Silent China
2007
Mini DV, vidéo sonore, texte anglais et chinois
durée : 13'12''
Acquisition: 2008
|
C’est à travers le terme de journal d’un usager de l’espace que l’artiste belge Mira Sanders désigne l’ensemble de sa pratique. « Tenter de définir son travail à travers des mots est sans doute une des choses les plus difficiles qui soit, écrit-elle. Mais tenter de définir ce que l’on voit est peut-être plus difficile encore. Le journal d’un usager de l’espace est une phrase qui m’est venue à l’esprit alors que je lisais Espèce d’espace de l’écrivain français George Perec. Le livre de Perec traite de la perception de notre vie quotidienne, du microcosme au macrocosme, affrontant notre culture; interrogeant notre conditionnement culturel, nos manières de voir, et réalisant que nous sommes peut-être tous victime de notre propre conditionnement culturel. »
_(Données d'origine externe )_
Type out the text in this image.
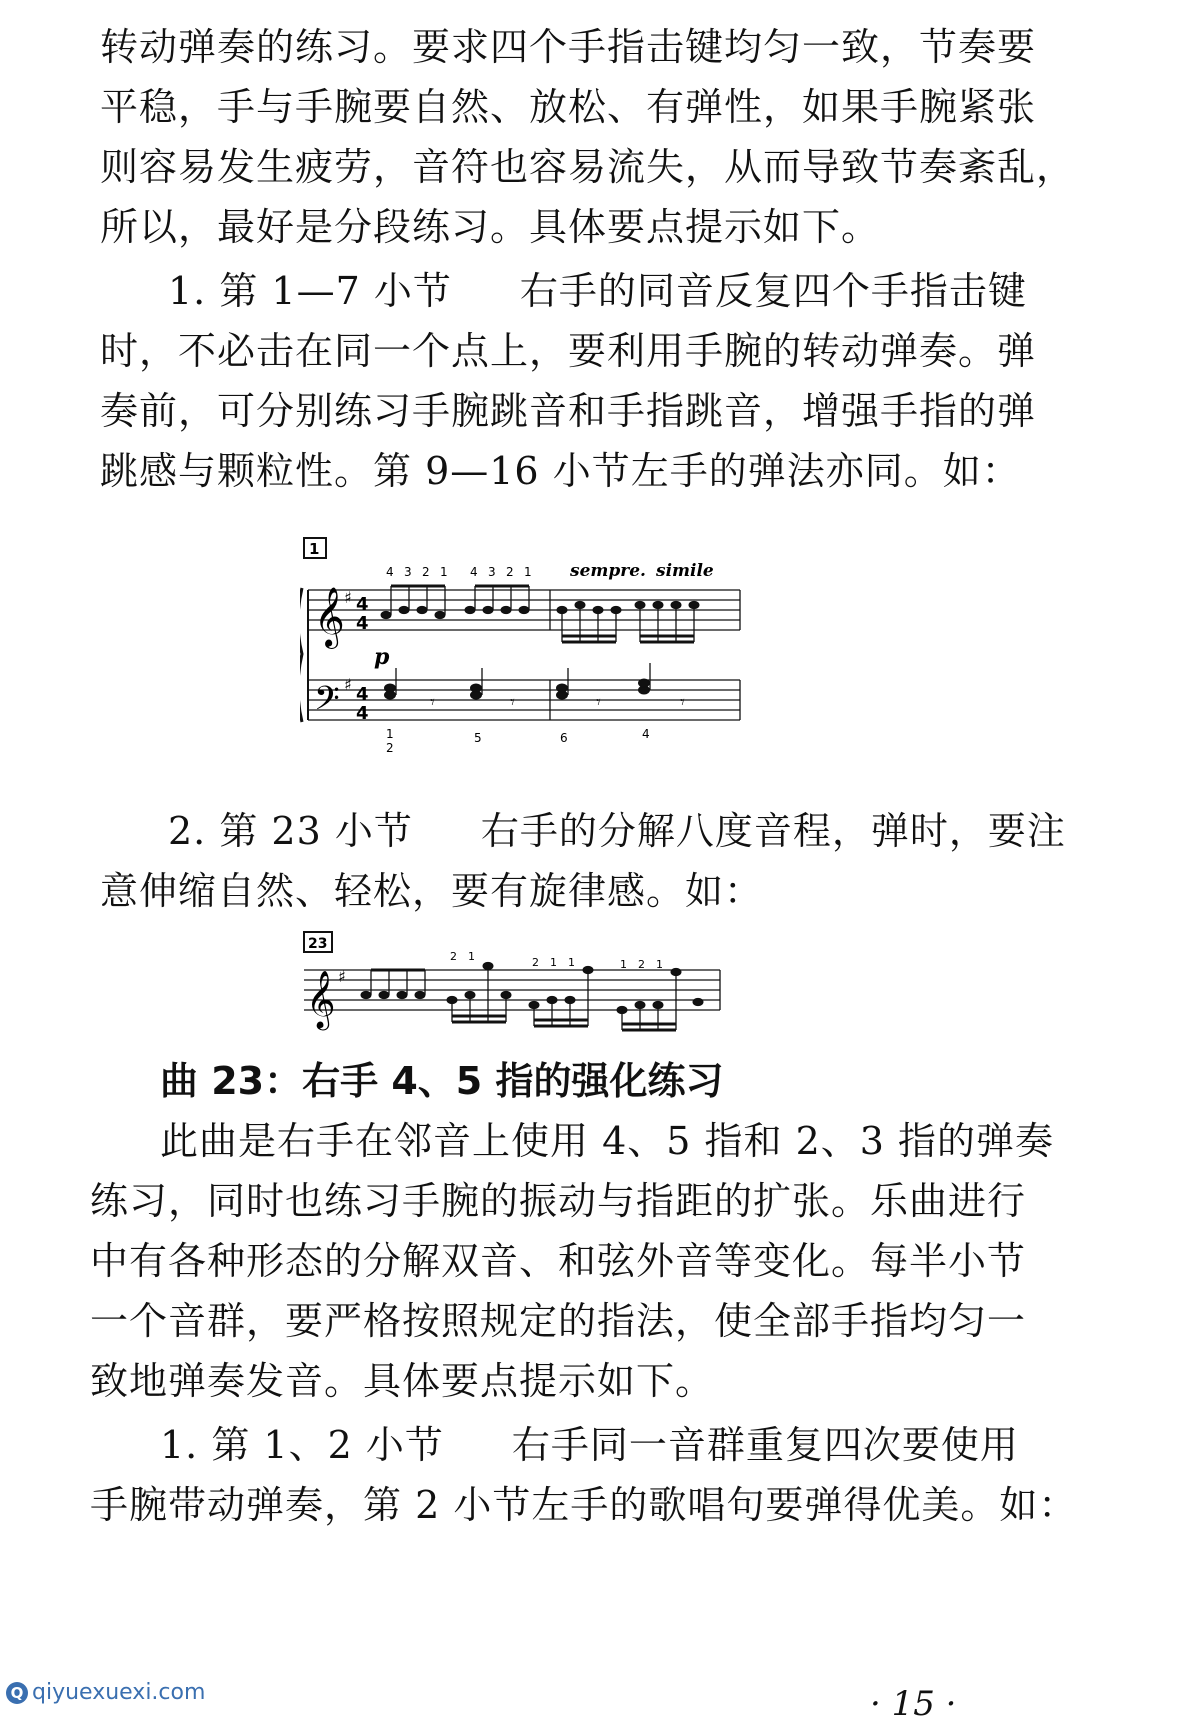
转动弹奏的练习。要求四个手指击键均匀一致，节奏要
平稳，手与手腕要自然、放松、有弹性，如果手腕紧张
则容易发生疲劳，音符也容易流失，从而导致节奏紊乱，
所以，最好是分段练习。具体要点提示如下。
1. 第 1—7 小节 右手的同音反复四个手指击键
时，不必击在同一个点上，要利用手腕的转动弹奏。弹
奏前，可分别练习手腕跳音和手指跳音，增强手指的弹
跳感与颗粒性。第 9—16 小节左手的弹法亦同。如：
1
sempre. simile
𝄞
𝄢
♯
♯
4
4
4
4
4 3 2 1 4 3 2 1
p
𝄾	𝄾	𝄾	𝄾
1
2
5	6	4
2. 第 23 小节 右手的分解八度音程，弹时，要注
意伸缩自然、轻松，要有旋律感。如：
23
𝄞 ♯
2 1	2 1 1	1 2 1
曲 23：右手 4、5 指的强化练习
此曲是右手在邻音上使用 4、5 指和 2、3 指的弹奏
练习，同时也练习手腕的振动与指距的扩张。乐曲进行
中有各种形态的分解双音、和弦外音等变化。每半小节
一个音群，要严格按照规定的指法，使全部手指均匀一
致地弹奏发音。具体要点提示如下。
1. 第 1、2 小节 右手同一音群重复四次要使用
手腕带动弹奏，第 2 小节左手的歌唱句要弹得优美。如：
· 15 ·
Q qiyuexuexi.com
D’emblée, cette dénomination annonce à elle-seule la direction d’un travail, elle définit ce qui fonde une œuvre intrinsèquement personnelle et résolument protéiforme. Il y a d’abord un format (bien plus qu’un médium, un usage), un « journal », comme un cahier de notes, l’endroit d’une écriture absolument liée à la vie, à la subjectivité et à l’exercice du monde. Ce qui se joue dans le journal, tient du réel autant que de l’invention d’un territoire. Qu’il mêle les notes, les dessins, les vidéos, les entretiens, les photographies, les captures sonores ou les installations… c’est un monde lié au temps de l’expérience qu’il reconstruit et réexamine. Le journal d’un usager de l’espace désigne une pratique hétérogène dont l’accroche tient en l’interprétation par l’artiste d’un environnement ouvert, d’un espace polysémique à la fois géographique (culturel), sensible (ressenti), social (lié à la rencontre)… Le journal signe invariablement la présence connectée, attentive et réactive de Mira Sanders.
La vidéo Silent China compose un chapitre de ce journal, elle est donc liée à d’autres « pages ». L’œuvre débute avec un voyage en Chine (à Shanghai et Xiamen) ; elle naît alors du sentiment de trouble relatif à la rencontre d’une culture étrangère et d’une langue inconnue. Elle prend sa source dans l’incapacité à produire une image, une photographie ou un film dans un pays où tout paraît échapper à la connaissance. Pour saisir cet environnement nouveau, l’artiste s’en remet alors à ce qu’elle entend, « J’ai écouté, et j’ai visualisé mes observations à travers des dessins et des notes. Essayant de visualiser ce que j’avais entendu mais essayant aussi de comprendre une nouvelle culture et d’explorer les possibilités de ce (son) système. » Traduites graphiquement et présentées sous forme d’éditions ou de dessins, lors de leur monstration à Bruxelles (2006), ces retranscriptions de sons ou de mots décrivant un univers sonore dessinent avec précision un paysage en aveugle.
C’est lors de l’exposition « by this I send you some noise of the city I am in » à Xiamen en janvier 2007, que la vidéo Silent China vient s’articuler à la production d’éditions, de peinture et de dessins composant jusqu’à lors cette expérience de retranscription subjective. Sur un fond noir, qui pourrait paradoxalement convoquer toutes les images par leur absence, défilent les mots écrits et les sons captés. Autant d’indices participant à la mise en œuvre d’un territoire flottant entre l’imaginaire et la réalité pure. En anglais et en chinois, les mêmes énoncés : « Their washing machines sound like the waves of the sea », « The street musician is playing saxophone on the Huahai lu », « Silence is somewhere, lost in history »… Phrase après phrase les contours de ce pays mental se clarifient. Le point de vue tire le fil d’une géographie sensitive qui, se passant de l’autorité des images pour dire le réel, s’en remet au langage pour inviter en chacun la représentation.